POUR LA PRÉSENTE ÉDITION.


Voltaire, dans ses Mélanges littéraires, a raconté l’anecdote qui fait le sujet de cette comédie avec plus de détails qu’il ne le fait dans la préface ci-après : « Lorsque M. de Gourville, qui fut nommé vingt-quatre heures pour succéder à Colbert et que nous avons vu mourir l’un des hommes de France le plus considéré ; lors, dis-je, que ce M. de Gourville, craignant d’être pendu en personne comme il le fut en effigie, s’enfuit de France en 1661, il laissa deux cassettes pleines d’argent, l’une à Mlle de Lenclos, l’autre à un faux dévot. A son retour, il trouva chez Ninon sa cassette en fort bon état ; il y avait même plus d’argent qu’il n’en avait laissé, parce que les espèces avaient augmenté depuis ce temps-là. Il prétendit qu’au moins le surplus appartenait de droit à la dépositaire ; elle ne lui répondit qu’en le menaçant de faire jeter la cassette par les fenêtres. Le dévot s’y prit d’une autre façon, il dit qu’il avait employé son dépôt en œuvres pies, et qu’il avait préféré le salut de l’âme de Gourville à un argent qui sûrement l’aurait damné. »
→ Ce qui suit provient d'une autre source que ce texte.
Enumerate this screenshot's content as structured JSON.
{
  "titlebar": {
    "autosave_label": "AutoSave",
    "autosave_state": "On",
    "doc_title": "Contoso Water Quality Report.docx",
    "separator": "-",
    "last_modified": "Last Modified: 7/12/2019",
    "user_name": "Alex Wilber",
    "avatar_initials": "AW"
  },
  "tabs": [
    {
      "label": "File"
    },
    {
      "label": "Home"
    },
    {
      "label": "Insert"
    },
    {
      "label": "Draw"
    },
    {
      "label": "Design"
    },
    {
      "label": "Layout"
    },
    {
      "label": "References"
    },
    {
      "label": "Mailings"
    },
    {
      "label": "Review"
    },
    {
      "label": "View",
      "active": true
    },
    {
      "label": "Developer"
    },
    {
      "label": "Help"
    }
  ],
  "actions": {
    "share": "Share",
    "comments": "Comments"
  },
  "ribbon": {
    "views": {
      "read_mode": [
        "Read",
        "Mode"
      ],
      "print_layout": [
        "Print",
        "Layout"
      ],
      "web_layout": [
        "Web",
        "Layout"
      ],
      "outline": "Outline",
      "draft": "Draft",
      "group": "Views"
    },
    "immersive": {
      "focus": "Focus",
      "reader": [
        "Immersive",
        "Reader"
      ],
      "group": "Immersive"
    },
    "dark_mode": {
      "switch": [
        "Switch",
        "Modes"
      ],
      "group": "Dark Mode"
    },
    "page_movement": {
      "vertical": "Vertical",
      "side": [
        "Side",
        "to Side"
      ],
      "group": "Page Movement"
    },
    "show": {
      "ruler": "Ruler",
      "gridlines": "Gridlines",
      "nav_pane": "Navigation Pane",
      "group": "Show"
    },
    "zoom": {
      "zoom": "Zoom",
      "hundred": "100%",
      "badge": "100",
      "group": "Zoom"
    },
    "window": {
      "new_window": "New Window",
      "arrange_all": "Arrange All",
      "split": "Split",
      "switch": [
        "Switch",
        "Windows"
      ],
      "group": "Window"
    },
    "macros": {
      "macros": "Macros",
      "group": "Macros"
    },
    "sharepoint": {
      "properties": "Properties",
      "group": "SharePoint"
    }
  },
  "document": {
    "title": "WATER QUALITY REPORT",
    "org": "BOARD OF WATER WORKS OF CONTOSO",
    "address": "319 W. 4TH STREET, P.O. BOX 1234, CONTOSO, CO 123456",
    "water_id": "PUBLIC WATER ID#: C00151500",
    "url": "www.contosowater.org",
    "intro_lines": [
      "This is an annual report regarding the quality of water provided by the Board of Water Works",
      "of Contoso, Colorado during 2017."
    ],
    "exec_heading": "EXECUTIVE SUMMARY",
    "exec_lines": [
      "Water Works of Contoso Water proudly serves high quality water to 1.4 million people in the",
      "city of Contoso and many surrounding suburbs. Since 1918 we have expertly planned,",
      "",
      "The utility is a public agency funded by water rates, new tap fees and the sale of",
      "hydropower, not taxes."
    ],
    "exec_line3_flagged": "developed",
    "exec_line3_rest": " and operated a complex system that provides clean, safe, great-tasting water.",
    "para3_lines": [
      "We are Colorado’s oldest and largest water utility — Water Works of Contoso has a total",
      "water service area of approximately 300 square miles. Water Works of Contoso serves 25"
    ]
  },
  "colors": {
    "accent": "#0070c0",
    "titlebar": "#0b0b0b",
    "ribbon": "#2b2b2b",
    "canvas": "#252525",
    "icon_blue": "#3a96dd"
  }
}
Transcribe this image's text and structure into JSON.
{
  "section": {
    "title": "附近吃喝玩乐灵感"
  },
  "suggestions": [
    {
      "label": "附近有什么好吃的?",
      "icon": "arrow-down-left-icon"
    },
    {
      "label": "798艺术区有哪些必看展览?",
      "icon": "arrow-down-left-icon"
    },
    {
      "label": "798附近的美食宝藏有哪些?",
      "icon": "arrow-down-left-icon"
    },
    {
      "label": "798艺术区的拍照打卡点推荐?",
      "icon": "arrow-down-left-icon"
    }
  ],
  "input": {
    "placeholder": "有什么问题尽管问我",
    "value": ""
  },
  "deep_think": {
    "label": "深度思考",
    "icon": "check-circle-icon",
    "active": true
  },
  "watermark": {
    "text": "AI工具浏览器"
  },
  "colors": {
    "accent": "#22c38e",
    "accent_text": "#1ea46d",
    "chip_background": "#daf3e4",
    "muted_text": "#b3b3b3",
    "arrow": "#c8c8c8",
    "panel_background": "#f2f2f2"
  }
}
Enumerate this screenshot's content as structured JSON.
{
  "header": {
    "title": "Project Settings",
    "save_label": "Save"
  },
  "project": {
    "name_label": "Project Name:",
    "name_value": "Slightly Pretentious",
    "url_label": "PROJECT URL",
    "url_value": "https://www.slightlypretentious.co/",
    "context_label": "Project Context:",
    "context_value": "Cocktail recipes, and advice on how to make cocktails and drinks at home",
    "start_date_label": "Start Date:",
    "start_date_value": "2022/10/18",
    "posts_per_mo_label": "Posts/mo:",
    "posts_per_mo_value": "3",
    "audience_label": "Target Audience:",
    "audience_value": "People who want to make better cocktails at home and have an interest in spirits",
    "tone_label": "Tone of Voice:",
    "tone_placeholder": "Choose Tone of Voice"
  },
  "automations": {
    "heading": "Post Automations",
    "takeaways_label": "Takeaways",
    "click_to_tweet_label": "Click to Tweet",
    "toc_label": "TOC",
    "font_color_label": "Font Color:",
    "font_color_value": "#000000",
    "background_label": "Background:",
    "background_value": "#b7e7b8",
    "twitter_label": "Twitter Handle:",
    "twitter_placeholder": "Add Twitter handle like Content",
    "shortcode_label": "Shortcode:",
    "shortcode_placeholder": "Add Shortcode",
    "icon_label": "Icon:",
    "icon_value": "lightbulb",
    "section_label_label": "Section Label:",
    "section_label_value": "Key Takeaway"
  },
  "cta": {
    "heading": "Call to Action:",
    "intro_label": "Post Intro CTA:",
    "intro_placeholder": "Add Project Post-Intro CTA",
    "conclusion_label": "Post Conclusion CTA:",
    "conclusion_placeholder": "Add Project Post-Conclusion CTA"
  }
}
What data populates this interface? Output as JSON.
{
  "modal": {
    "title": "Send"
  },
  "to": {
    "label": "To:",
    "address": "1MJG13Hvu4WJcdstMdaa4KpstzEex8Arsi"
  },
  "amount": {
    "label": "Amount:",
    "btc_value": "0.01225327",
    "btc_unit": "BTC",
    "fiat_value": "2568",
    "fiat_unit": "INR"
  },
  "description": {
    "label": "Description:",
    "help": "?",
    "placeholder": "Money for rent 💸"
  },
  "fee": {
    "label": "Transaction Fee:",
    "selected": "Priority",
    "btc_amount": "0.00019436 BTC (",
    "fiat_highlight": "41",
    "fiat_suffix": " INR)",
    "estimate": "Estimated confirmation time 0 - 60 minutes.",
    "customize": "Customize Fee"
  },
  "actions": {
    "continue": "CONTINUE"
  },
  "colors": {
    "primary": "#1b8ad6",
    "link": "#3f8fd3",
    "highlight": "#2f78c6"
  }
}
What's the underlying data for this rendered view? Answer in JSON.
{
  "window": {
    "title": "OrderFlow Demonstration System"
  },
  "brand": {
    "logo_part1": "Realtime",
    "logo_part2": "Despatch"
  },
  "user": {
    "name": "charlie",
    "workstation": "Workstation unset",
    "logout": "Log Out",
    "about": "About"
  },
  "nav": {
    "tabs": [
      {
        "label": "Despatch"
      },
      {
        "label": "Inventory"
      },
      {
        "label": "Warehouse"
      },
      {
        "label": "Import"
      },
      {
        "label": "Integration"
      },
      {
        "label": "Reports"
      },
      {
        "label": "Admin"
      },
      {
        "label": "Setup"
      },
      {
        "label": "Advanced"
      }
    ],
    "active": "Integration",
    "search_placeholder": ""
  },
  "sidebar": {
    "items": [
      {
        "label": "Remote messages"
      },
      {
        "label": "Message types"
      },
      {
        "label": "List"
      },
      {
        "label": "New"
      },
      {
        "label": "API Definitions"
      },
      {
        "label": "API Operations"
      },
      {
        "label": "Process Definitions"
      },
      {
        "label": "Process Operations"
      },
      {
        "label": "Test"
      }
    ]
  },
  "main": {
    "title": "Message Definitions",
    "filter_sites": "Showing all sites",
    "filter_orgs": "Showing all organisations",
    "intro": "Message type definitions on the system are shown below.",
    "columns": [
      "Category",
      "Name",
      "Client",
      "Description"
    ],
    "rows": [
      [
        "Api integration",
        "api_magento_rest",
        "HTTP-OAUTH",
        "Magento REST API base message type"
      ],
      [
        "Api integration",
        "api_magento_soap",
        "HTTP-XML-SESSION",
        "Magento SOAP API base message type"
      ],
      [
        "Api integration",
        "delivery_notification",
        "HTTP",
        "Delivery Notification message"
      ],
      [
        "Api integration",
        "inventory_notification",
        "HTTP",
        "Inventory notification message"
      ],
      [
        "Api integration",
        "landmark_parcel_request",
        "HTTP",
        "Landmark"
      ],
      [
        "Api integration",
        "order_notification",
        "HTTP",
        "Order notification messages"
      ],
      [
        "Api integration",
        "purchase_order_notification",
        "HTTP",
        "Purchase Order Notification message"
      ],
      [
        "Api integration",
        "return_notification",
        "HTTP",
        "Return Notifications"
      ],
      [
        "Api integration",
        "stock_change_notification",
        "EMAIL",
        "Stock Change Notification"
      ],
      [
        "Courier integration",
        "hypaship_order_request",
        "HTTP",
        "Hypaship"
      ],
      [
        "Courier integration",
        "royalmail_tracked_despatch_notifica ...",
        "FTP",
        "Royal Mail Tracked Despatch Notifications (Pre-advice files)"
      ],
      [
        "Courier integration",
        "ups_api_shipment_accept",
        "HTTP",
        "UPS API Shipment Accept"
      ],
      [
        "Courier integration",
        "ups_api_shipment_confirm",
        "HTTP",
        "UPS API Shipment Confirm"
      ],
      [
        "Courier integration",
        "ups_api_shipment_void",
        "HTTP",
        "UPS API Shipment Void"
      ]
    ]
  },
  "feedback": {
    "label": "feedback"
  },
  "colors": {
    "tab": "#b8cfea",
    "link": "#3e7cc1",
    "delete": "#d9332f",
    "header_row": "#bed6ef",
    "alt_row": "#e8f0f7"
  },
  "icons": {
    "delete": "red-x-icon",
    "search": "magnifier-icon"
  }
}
Il ne faudrait pas sans doute se porter garant de la parfaite exactitude de tous ces détails. Mais il y avait certainement quelque vérité dans le fond de l’anecdote. Saint-Évremond écrit à Ninon de Lenclos elle-même : « Car enfin, ma belle gardeuse de cassette, la réputation de votre probité est particulièrement établie sur ce que vous avez résisté à des amants qui se fussent accommodés volontiers de l’argent de vos amis…

Dans un couvent, en sœur dépositaire,
Vous auriez bien ménagé quelque affaire ;
Et dans le monde, à garder les dépôts,
On vous eût justement préférée aux dévots. »

(Les Véritables Oeuvres de M. de Saint-Évremont, Londres, 1707, tome II, pages 395-396.)